A Walking Artist

Whilst walking down Dundas street last sunday, I happened across a small gallery. Inside, I found a small collection of squigly drawings. They were, in fact, drawings which had been penned by a person walking through the city, along the streets.
This was interesting for several reasons. First, they drawings are not strictly representational reproductions of a frame of the city. This is because the artist draws various aspects into the picture while moving along, so the perspective is literally in flux as the picture comes together. This means if you go back to the sight where the drawing was made, there is no photograph which would be a rough approximation of it, because the perspective is litterally drawn out across time and space (the distance travelled while the activity of drawing took place). But it is even less representationalist than this – because the artist only draws things that catch the eye, so what is drawn is always something the artist is already engaged with, already recognized as meaningful (and not only as valueless object). In fact, the practice itself is direct evidence that we do not encounter objects and then ascribe value to them, but that in encountering them we always already see them as things which are meaningful, interesting, etc… In other words, what is primary is not the formal shape, but that shapes meaning.
Another sense in which the art is not representational is that the activity itself is “compromised” by the jarring-ness of walking along. The non-linear movement of walking prevents the drawings of posessing clear and distinct lines.

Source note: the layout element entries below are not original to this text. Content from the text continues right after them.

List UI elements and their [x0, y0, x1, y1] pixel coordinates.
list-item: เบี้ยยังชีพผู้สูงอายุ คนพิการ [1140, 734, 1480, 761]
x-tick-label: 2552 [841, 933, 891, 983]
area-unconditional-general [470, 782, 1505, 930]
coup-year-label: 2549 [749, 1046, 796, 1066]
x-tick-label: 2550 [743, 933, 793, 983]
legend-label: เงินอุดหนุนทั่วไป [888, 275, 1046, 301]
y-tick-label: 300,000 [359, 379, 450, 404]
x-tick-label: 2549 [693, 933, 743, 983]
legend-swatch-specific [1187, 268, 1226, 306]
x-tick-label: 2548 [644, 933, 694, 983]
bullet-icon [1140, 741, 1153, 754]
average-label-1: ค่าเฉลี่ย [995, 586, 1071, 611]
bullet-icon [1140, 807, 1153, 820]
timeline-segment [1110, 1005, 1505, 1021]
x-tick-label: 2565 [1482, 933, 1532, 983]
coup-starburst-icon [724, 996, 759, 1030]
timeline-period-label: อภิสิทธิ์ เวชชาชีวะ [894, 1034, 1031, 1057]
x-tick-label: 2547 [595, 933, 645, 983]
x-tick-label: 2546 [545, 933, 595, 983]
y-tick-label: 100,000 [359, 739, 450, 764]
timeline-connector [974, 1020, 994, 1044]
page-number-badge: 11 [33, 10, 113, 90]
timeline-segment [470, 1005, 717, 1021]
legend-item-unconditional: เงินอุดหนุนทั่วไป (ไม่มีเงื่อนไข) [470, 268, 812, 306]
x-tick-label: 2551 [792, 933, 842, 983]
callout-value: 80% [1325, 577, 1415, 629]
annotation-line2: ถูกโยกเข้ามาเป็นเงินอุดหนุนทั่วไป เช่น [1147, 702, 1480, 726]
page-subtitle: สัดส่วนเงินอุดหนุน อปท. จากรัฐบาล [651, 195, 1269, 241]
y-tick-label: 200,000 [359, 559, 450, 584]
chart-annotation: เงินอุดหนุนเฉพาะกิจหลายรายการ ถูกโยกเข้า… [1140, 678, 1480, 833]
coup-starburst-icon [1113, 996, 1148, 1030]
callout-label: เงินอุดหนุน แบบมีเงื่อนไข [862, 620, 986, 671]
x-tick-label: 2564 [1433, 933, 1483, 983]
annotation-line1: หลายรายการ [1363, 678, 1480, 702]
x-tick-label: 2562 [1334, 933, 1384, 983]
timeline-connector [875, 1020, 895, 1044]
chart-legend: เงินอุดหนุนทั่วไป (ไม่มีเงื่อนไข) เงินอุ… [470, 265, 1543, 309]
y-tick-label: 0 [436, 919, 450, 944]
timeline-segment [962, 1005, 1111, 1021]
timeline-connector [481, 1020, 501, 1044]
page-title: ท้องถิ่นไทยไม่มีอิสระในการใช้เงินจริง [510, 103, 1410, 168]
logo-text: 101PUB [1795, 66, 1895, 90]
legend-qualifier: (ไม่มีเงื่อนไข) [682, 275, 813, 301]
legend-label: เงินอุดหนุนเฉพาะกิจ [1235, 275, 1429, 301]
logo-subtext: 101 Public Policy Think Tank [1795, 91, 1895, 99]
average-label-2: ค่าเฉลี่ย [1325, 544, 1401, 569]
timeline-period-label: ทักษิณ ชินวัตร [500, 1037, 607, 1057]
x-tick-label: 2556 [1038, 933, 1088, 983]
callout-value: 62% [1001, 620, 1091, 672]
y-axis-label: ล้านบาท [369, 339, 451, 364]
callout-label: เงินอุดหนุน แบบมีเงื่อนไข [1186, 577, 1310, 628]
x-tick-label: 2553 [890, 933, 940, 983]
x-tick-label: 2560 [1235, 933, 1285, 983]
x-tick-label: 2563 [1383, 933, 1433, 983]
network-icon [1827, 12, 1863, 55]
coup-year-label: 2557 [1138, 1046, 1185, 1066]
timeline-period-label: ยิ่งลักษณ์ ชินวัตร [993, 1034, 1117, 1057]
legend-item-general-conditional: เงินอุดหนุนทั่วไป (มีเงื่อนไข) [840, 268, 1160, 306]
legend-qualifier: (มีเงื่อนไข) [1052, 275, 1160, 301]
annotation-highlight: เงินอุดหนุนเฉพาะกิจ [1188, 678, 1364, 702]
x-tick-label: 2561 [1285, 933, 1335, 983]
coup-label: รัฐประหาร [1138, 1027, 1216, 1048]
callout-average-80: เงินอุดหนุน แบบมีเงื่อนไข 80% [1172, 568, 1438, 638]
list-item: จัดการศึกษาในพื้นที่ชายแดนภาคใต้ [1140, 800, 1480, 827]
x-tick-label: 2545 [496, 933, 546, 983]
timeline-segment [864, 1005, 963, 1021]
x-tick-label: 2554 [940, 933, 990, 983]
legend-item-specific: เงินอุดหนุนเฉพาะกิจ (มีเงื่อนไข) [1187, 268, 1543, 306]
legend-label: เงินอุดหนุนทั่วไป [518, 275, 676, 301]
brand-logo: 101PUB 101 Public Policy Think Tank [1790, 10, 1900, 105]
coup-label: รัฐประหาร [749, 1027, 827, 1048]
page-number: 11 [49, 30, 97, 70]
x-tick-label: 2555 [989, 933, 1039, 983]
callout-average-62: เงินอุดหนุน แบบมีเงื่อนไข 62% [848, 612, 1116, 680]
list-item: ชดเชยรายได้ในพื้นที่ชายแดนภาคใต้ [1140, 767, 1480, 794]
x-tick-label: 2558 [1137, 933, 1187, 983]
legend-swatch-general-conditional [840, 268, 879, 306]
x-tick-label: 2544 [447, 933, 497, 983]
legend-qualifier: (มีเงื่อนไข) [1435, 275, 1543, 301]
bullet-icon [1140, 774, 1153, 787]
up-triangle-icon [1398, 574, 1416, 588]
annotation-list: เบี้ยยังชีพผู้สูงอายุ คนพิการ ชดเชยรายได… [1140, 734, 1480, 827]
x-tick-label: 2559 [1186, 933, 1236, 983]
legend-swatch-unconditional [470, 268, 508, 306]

The obvious way to account for the squigly lines is in this way – to say that the activity of drawing, which is inherently one of careful representation with accurate and distinct lines, is muddled by the walking. But this misses the point – the practice of walking while drawing is itself a practice unto itself, which means the squigly lines are not “accidental”, a “compromising” of some pure form of drawing, or at least, are not only that. What they are is a different practice of drawing, one which doesn’t attempt to cut itself off from lived experience, and then reflect back on it like a photograph, but rather, be itself part of the trauma of existence, and have the art embody that movement. In other words, whereas representational art might have as its final cause “movement”, in this art “movement” is both the final and moving cause of the art.